The mid-market processor saw sales rise by 38%, while operating profit hit almost £3m, up froma loss of £4.6m in 2021

Freshways made a “dramatic” swing back into profitability last year, as it grew sales by almost £100m.

Operating profit rose to £2.9m for the year to 31 December 2022, rising from a loss of £4.6m in the previous accounting period, the company’s annual report and accounts showed.

Pre-tax profits jumped by 133% to £1.8m, according to accounts posted at Companies House for parent Nijjar Group Freshways Holdings Limited, which consists of various Freshways businesses in addition to the Medina Dairy operation with which it merged in 2021. That compares with a loss of £5.5m in 2021.

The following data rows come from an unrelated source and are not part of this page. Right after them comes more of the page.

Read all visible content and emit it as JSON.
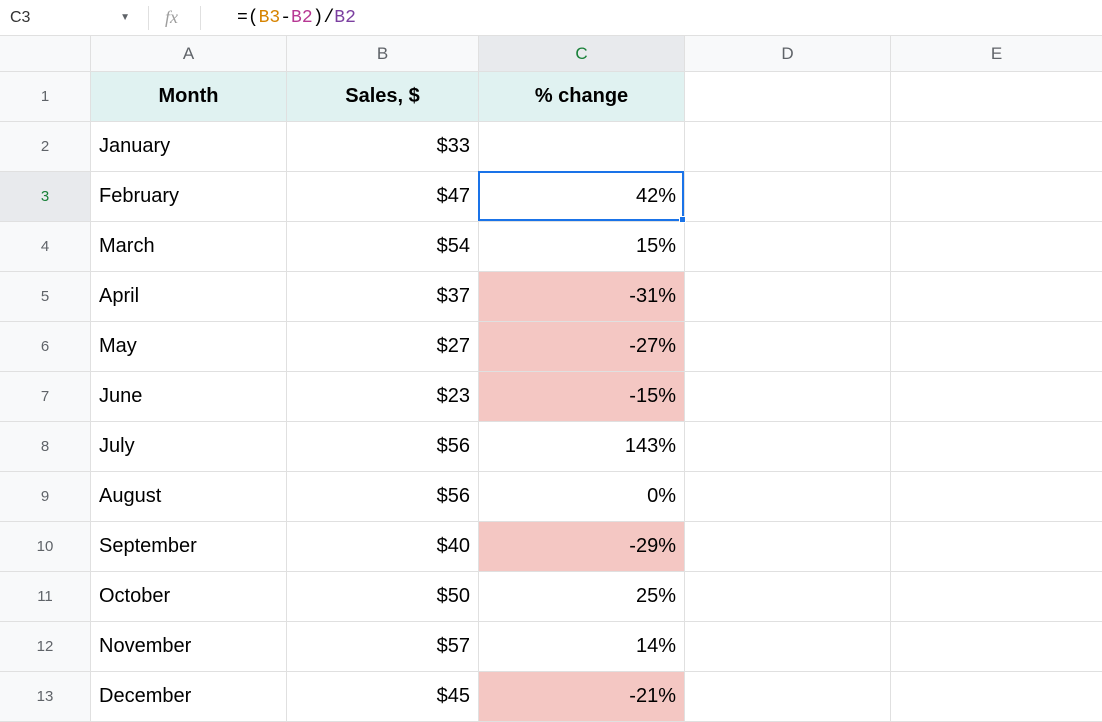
{
  "formula_bar": {
    "cell_ref": "C3",
    "fx_label": "fx",
    "formula": {
      "eq": "=",
      "open": "(",
      "ref_a": "B3",
      "minus": "-",
      "ref_b": "B2",
      "close": ")",
      "slash": "/",
      "ref_c": "B2"
    }
  },
  "columns": [
    "A",
    "B",
    "C",
    "D",
    "E"
  ],
  "row_labels": [
    "1",
    "2",
    "3",
    "4",
    "5",
    "6",
    "7",
    "8",
    "9",
    "10",
    "11",
    "12",
    "13"
  ],
  "selected_cell": {
    "col": "C",
    "row": "3"
  },
  "headers": {
    "month": "Month",
    "sales": "Sales, $",
    "change": "% change"
  },
  "rows": [
    {
      "month": "January",
      "sales": "$33",
      "change": "",
      "neg": false
    },
    {
      "month": "February",
      "sales": "$47",
      "change": "42%",
      "neg": false
    },
    {
      "month": "March",
      "sales": "$54",
      "change": "15%",
      "neg": false
    },
    {
      "month": "April",
      "sales": "$37",
      "change": "-31%",
      "neg": true
    },
    {
      "month": "May",
      "sales": "$27",
      "change": "-27%",
      "neg": true
    },
    {
      "month": "June",
      "sales": "$23",
      "change": "-15%",
      "neg": true
    },
    {
      "month": "July",
      "sales": "$56",
      "change": "143%",
      "neg": false
    },
    {
      "month": "August",
      "sales": "$56",
      "change": "0%",
      "neg": false
    },
    {
      "month": "September",
      "sales": "$40",
      "change": "-29%",
      "neg": true
    },
    {
      "month": "October",
      "sales": "$50",
      "change": "25%",
      "neg": false
    },
    {
      "month": "November",
      "sales": "$57",
      "change": "14%",
      "neg": false
    },
    {
      "month": "December",
      "sales": "$45",
      "change": "-21%",
      "neg": true
    }
  ]
}
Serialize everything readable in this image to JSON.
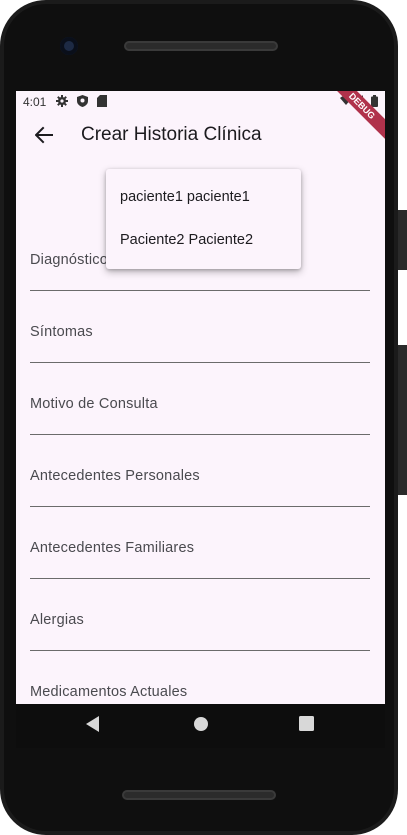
{
  "status_bar": {
    "time": "4:01",
    "icons": [
      "gear-icon",
      "shield-icon",
      "sd-card-icon"
    ],
    "right_icons": [
      "wifi-icon",
      "signal-icon",
      "battery-icon"
    ],
    "debug_banner": "DEBUG"
  },
  "app_bar": {
    "back_icon": "arrow-back-icon",
    "title": "Crear Historia Clínica"
  },
  "dropdown": {
    "options": [
      "paciente1 paciente1",
      "Paciente2 Paciente2"
    ]
  },
  "form": {
    "fields": [
      {
        "label": "Diagnóstico"
      },
      {
        "label": "Síntomas"
      },
      {
        "label": "Motivo de Consulta"
      },
      {
        "label": "Antecedentes Personales"
      },
      {
        "label": "Antecedentes Familiares"
      },
      {
        "label": "Alergias"
      },
      {
        "label": "Medicamentos Actuales"
      }
    ]
  },
  "nav_bar": {
    "icons": [
      "back-triangle-icon",
      "home-circle-icon",
      "recents-square-icon"
    ]
  },
  "colors": {
    "screen_bg": "#fcf4fc",
    "debug_ribbon": "#b0324b",
    "underline": "#6b6b6b"
  }
}
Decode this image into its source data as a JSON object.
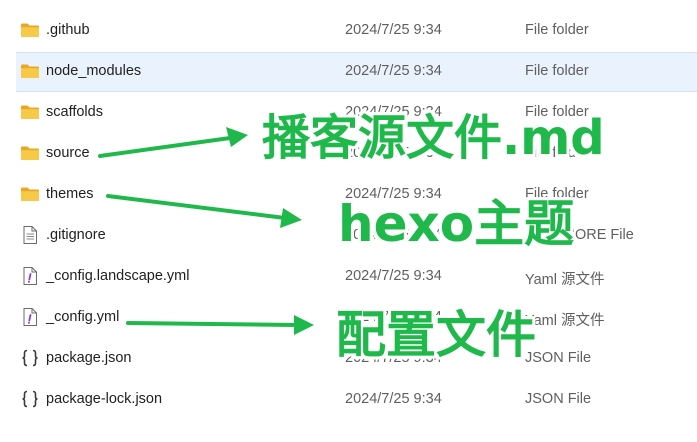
{
  "files": [
    {
      "name": ".github",
      "date": "2024/7/25 9:34",
      "type": "File folder",
      "icon": "folder-icon",
      "selected": false
    },
    {
      "name": "node_modules",
      "date": "2024/7/25 9:34",
      "type": "File folder",
      "icon": "folder-icon",
      "selected": true
    },
    {
      "name": "scaffolds",
      "date": "2024/7/25 9:34",
      "type": "File folder",
      "icon": "folder-icon",
      "selected": false
    },
    {
      "name": "source",
      "date": "2024/7/25 9:34",
      "type": "File folder",
      "icon": "folder-icon",
      "selected": false
    },
    {
      "name": "themes",
      "date": "2024/7/25 9:34",
      "type": "File folder",
      "icon": "folder-icon",
      "selected": false
    },
    {
      "name": ".gitignore",
      "date": "2024/7/25 9:34",
      "type": "GITIGNORE File",
      "icon": "text-file-icon",
      "selected": false
    },
    {
      "name": "_config.landscape.yml",
      "date": "2024/7/25 9:34",
      "type": "Yaml 源文件",
      "icon": "yaml-file-icon",
      "selected": false
    },
    {
      "name": "_config.yml",
      "date": "2024/7/25 9:34",
      "type": "Yaml 源文件",
      "icon": "yaml-file-icon",
      "selected": false
    },
    {
      "name": "package.json",
      "date": "2024/7/25 9:34",
      "type": "JSON File",
      "icon": "json-file-icon",
      "selected": false
    },
    {
      "name": "package-lock.json",
      "date": "2024/7/25 9:34",
      "type": "JSON File",
      "icon": "json-file-icon",
      "selected": false
    }
  ],
  "annotations": [
    {
      "text": "播客源文件.md",
      "points_to": "source"
    },
    {
      "text": "hexo主题",
      "points_to": "themes"
    },
    {
      "text": "配置文件",
      "points_to": "_config.yml"
    }
  ],
  "colors": {
    "annotation": "#1fb84a",
    "folder": "#f5c243",
    "selection": "#eaf3fd"
  }
}
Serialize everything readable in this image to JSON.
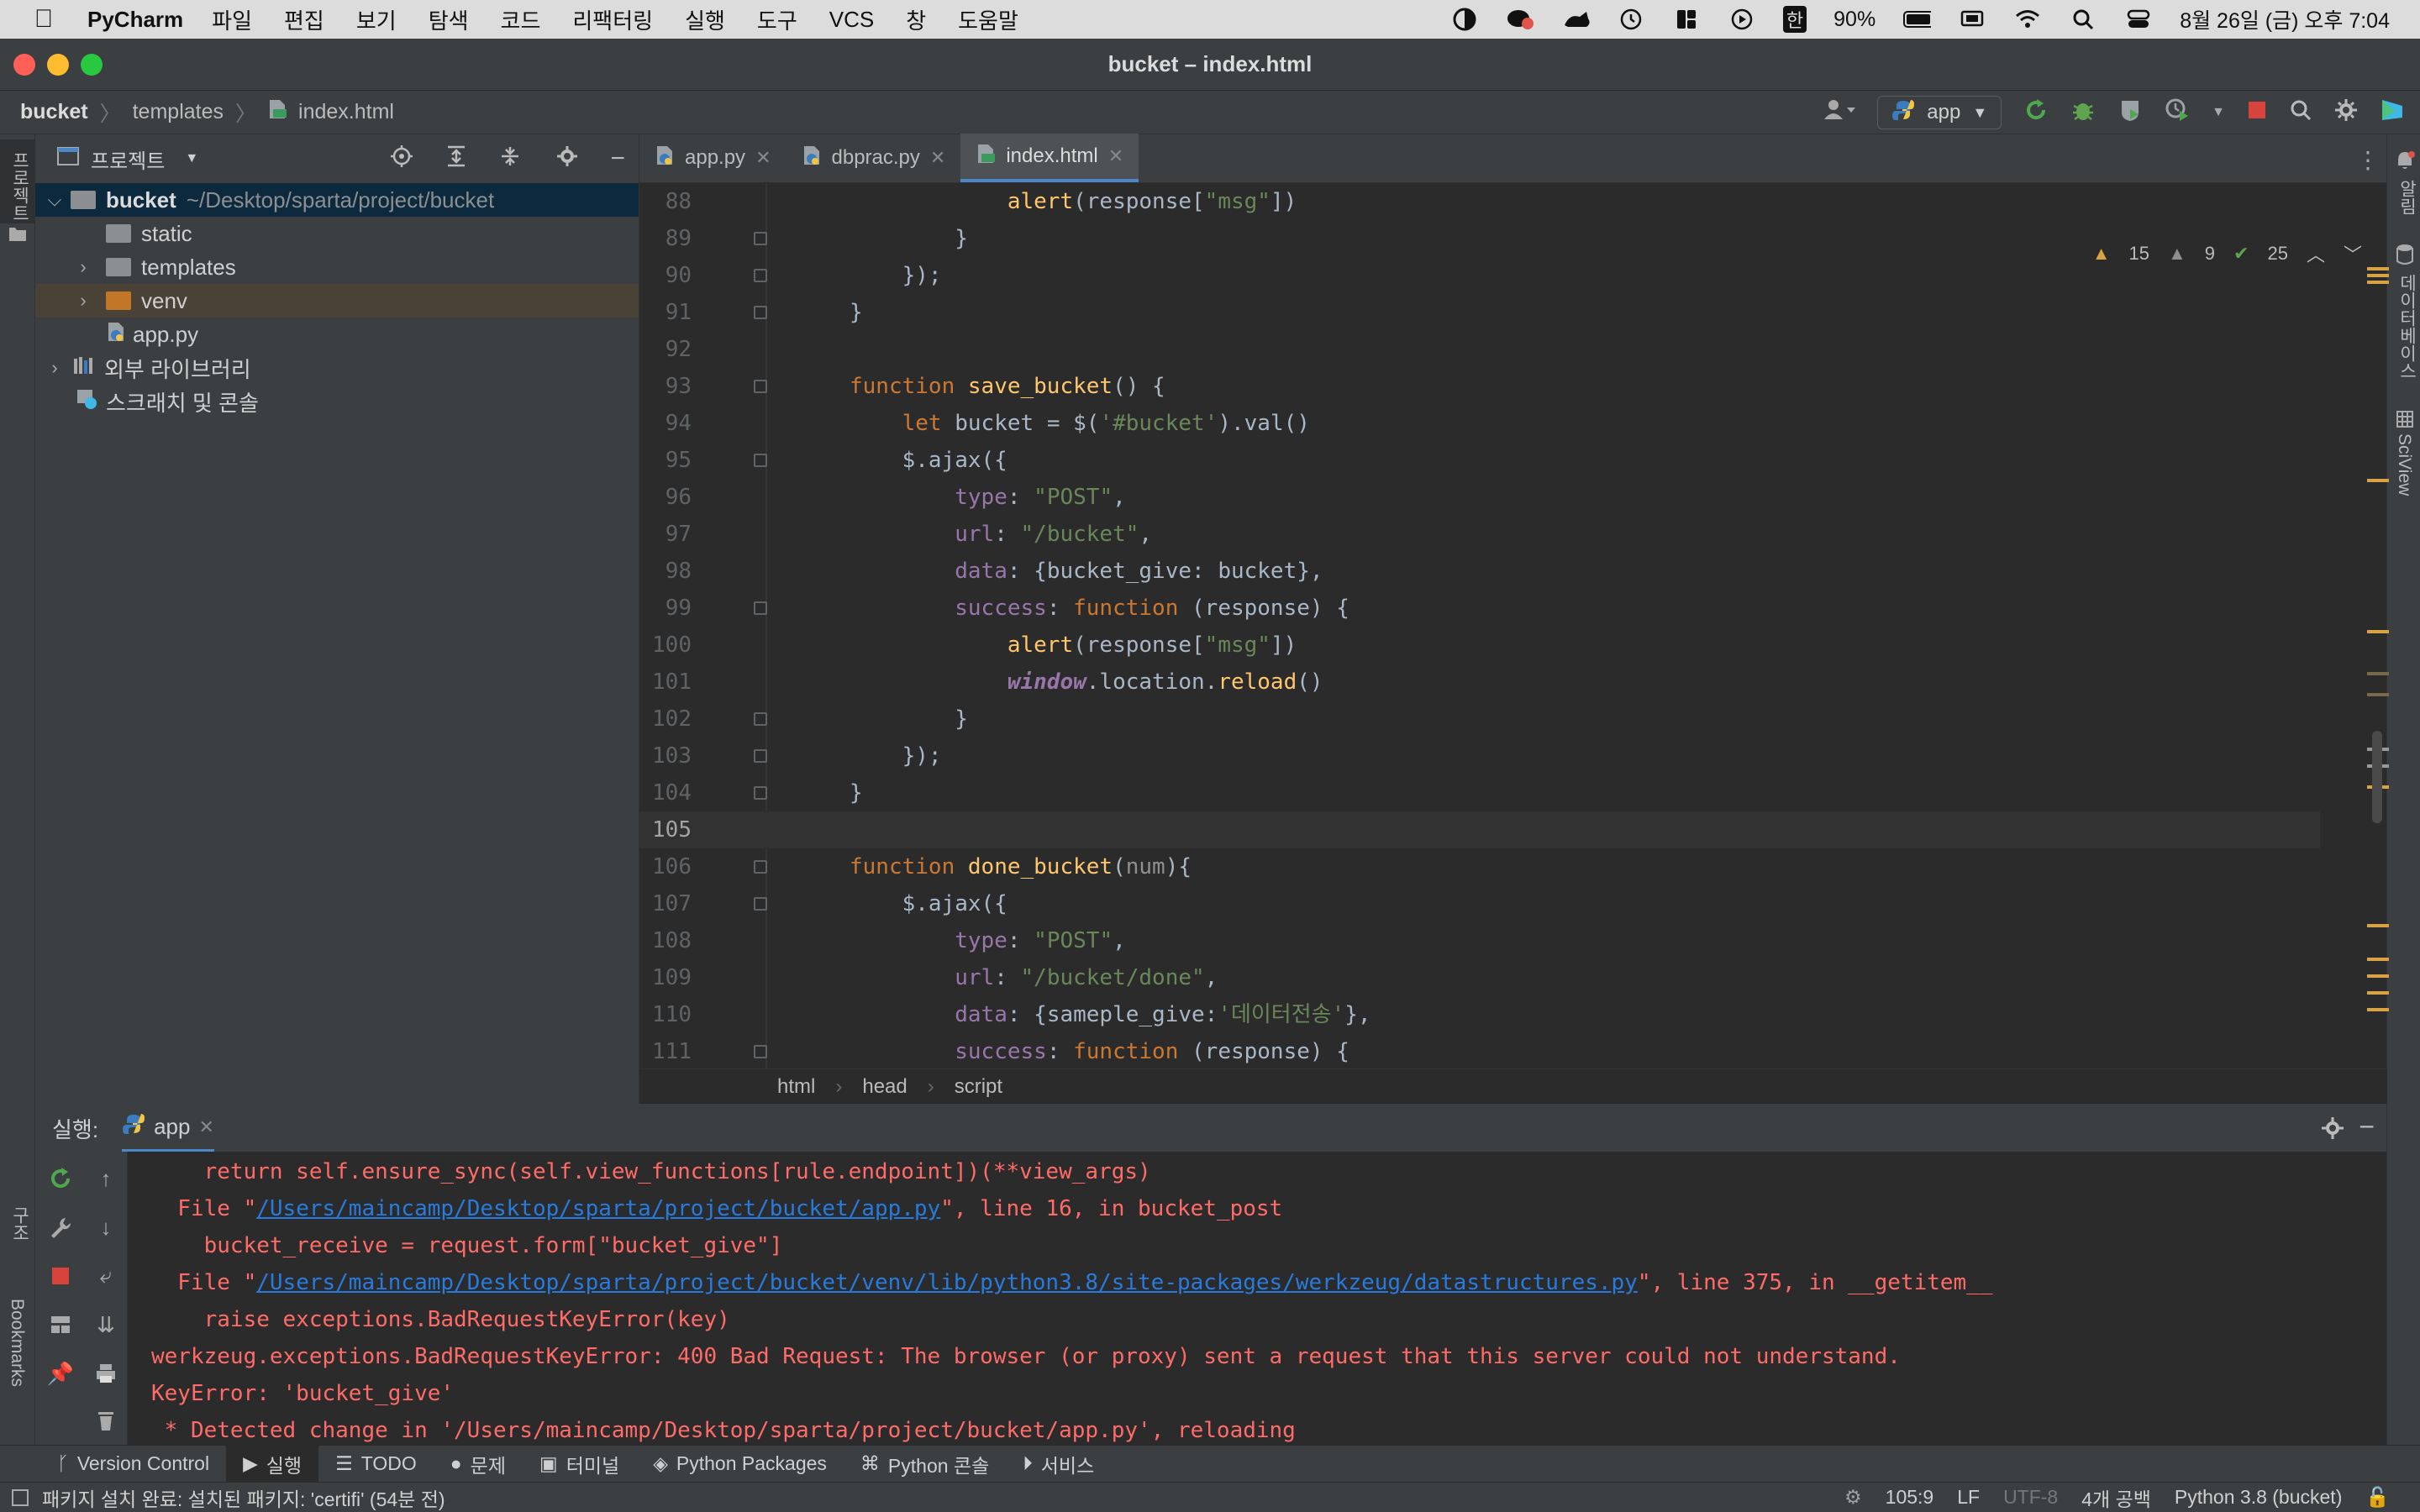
{
  "menubar": {
    "app": "PyCharm",
    "items": [
      "파일",
      "편집",
      "보기",
      "탐색",
      "코드",
      "리팩터링",
      "실행",
      "도구",
      "VCS",
      "창",
      "도움말"
    ],
    "battery": "90%",
    "datetime": "8월 26일 (금) 오후 7:04",
    "ime": "한"
  },
  "window": {
    "title": "bucket – index.html"
  },
  "breadcrumb": {
    "root": "bucket",
    "folder": "templates",
    "file": "index.html"
  },
  "toolbar": {
    "run_config": "app"
  },
  "left_strip": {
    "project_label": "프로젝트",
    "structure_label": "구조",
    "bookmarks_label": "Bookmarks"
  },
  "right_strip": {
    "notifications_label": "알림",
    "database_label": "데이터베이스",
    "sciview_label": "SciView"
  },
  "project": {
    "header": "프로젝트",
    "root_name": "bucket",
    "root_path": "~/Desktop/sparta/project/bucket",
    "items": [
      "static",
      "templates",
      "venv",
      "app.py"
    ],
    "external": "외부 라이브러리",
    "scratches": "스크래치 및 콘솔"
  },
  "tabs": [
    {
      "label": "app.py"
    },
    {
      "label": "dbprac.py"
    },
    {
      "label": "index.html"
    }
  ],
  "inspections": {
    "warnings": "15",
    "weak": "9",
    "ok": "25"
  },
  "code": {
    "lines": [
      {
        "n": "88",
        "t": "            alert(response[\"msg\"])"
      },
      {
        "n": "89",
        "t": "        }"
      },
      {
        "n": "90",
        "t": "    });"
      },
      {
        "n": "91",
        "t": "}"
      },
      {
        "n": "92",
        "t": ""
      },
      {
        "n": "93",
        "t": "function save_bucket() {"
      },
      {
        "n": "94",
        "t": "    let bucket = $('#bucket').val()"
      },
      {
        "n": "95",
        "t": "    $.ajax({"
      },
      {
        "n": "96",
        "t": "        type: \"POST\","
      },
      {
        "n": "97",
        "t": "        url: \"/bucket\","
      },
      {
        "n": "98",
        "t": "        data: {bucket_give: bucket},"
      },
      {
        "n": "99",
        "t": "        success: function (response) {"
      },
      {
        "n": "100",
        "t": "            alert(response[\"msg\"])"
      },
      {
        "n": "101",
        "t": "            window.location.reload()"
      },
      {
        "n": "102",
        "t": "        }"
      },
      {
        "n": "103",
        "t": "    });"
      },
      {
        "n": "104",
        "t": "}"
      },
      {
        "n": "105",
        "t": ""
      },
      {
        "n": "106",
        "t": "function done_bucket(num){"
      },
      {
        "n": "107",
        "t": "    $.ajax({"
      },
      {
        "n": "108",
        "t": "        type: \"POST\","
      },
      {
        "n": "109",
        "t": "        url: \"/bucket/done\","
      },
      {
        "n": "110",
        "t": "        data: {sameple_give:'데이터전송'},"
      },
      {
        "n": "111",
        "t": "        success: function (response) {"
      }
    ]
  },
  "editor_crumbs": [
    "html",
    "head",
    "script"
  ],
  "run": {
    "label": "실행:",
    "config": "app",
    "console": [
      "    return self.ensure_sync(self.view_functions[rule.endpoint])(**view_args)",
      "  File \"/Users/maincamp/Desktop/sparta/project/bucket/app.py\", line 16, in bucket_post",
      "    bucket_receive = request.form[\"bucket_give\"]",
      "  File \"/Users/maincamp/Desktop/sparta/project/bucket/venv/lib/python3.8/site-packages/werkzeug/datastructures.py\", line 375, in __getitem__",
      "    raise exceptions.BadRequestKeyError(key)",
      "werkzeug.exceptions.BadRequestKeyError: 400 Bad Request: The browser (or proxy) sent a request that this server could not understand.",
      "KeyError: 'bucket_give'",
      " * Detected change in '/Users/maincamp/Desktop/sparta/project/bucket/app.py', reloading"
    ]
  },
  "toolwindows": [
    "Version Control",
    "실행",
    "TODO",
    "문제",
    "터미널",
    "Python Packages",
    "Python 콘솔",
    "서비스"
  ],
  "status": {
    "message": "패키지 설치 완료: 설치된 패키지: 'certifi' (54분 전)",
    "position": "105:9",
    "line_sep": "LF",
    "encoding": "UTF-8",
    "indent": "4개 공백",
    "interpreter": "Python 3.8 (bucket)"
  },
  "colors": {
    "accent": "#4a88c7",
    "error": "#ff6b68",
    "keyword": "#cc7832",
    "function": "#ffc66d",
    "string": "#6a8759"
  }
}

Cash reserves also rose significantly, by 250% to £2.1m. 

This was driven by a “robust” 38% rise in turnover to £347m.

Freshways attributed the improved performance – which follows many years of losses – to the successful implementation of a strategic plan, understood to be driven by the merger with Medina.

As a result, the processor – which for years faced industry criticism over its milk pricing – had “judiciously adjusted [its] pricing strategy, incorporating incremental cost increases for valued customers, it added, referring to the record and market-leading farmgate prices it announced in the second half of last year. 

The accounts also noted 2022 had seen “high growth” via its foodservice channel, an area of its business that was hit hard during the covid pandemic.

Freshways was now placing a “renewed emphasis on core strengths in milk and cream production and distribution”, with the group making significant investment in modernising facilities, upgrading plant and machinery and enhancing its distribution network. 

Additionally, the report pointed out the business continued to be “heavily reliant on the continued support of bank facilities”, indicating there remained “material uncertainties that may cause doubt on the company’s ability to continue as a going concern”. The value of its bank loan and overdraft liabilities rose by 25% to £26.4m.

However, the supplier stressed the group would have sufficient resources to meet its financial obligations over the next 12 months and was expected to continue to make net profits.

Freshways director Ravi Nijjar said the accounts “now truly reflect our dairy trading business” and demonstrated the “massive turnaround since Covid, both financially and in terms of the milk price we pay our farmers”.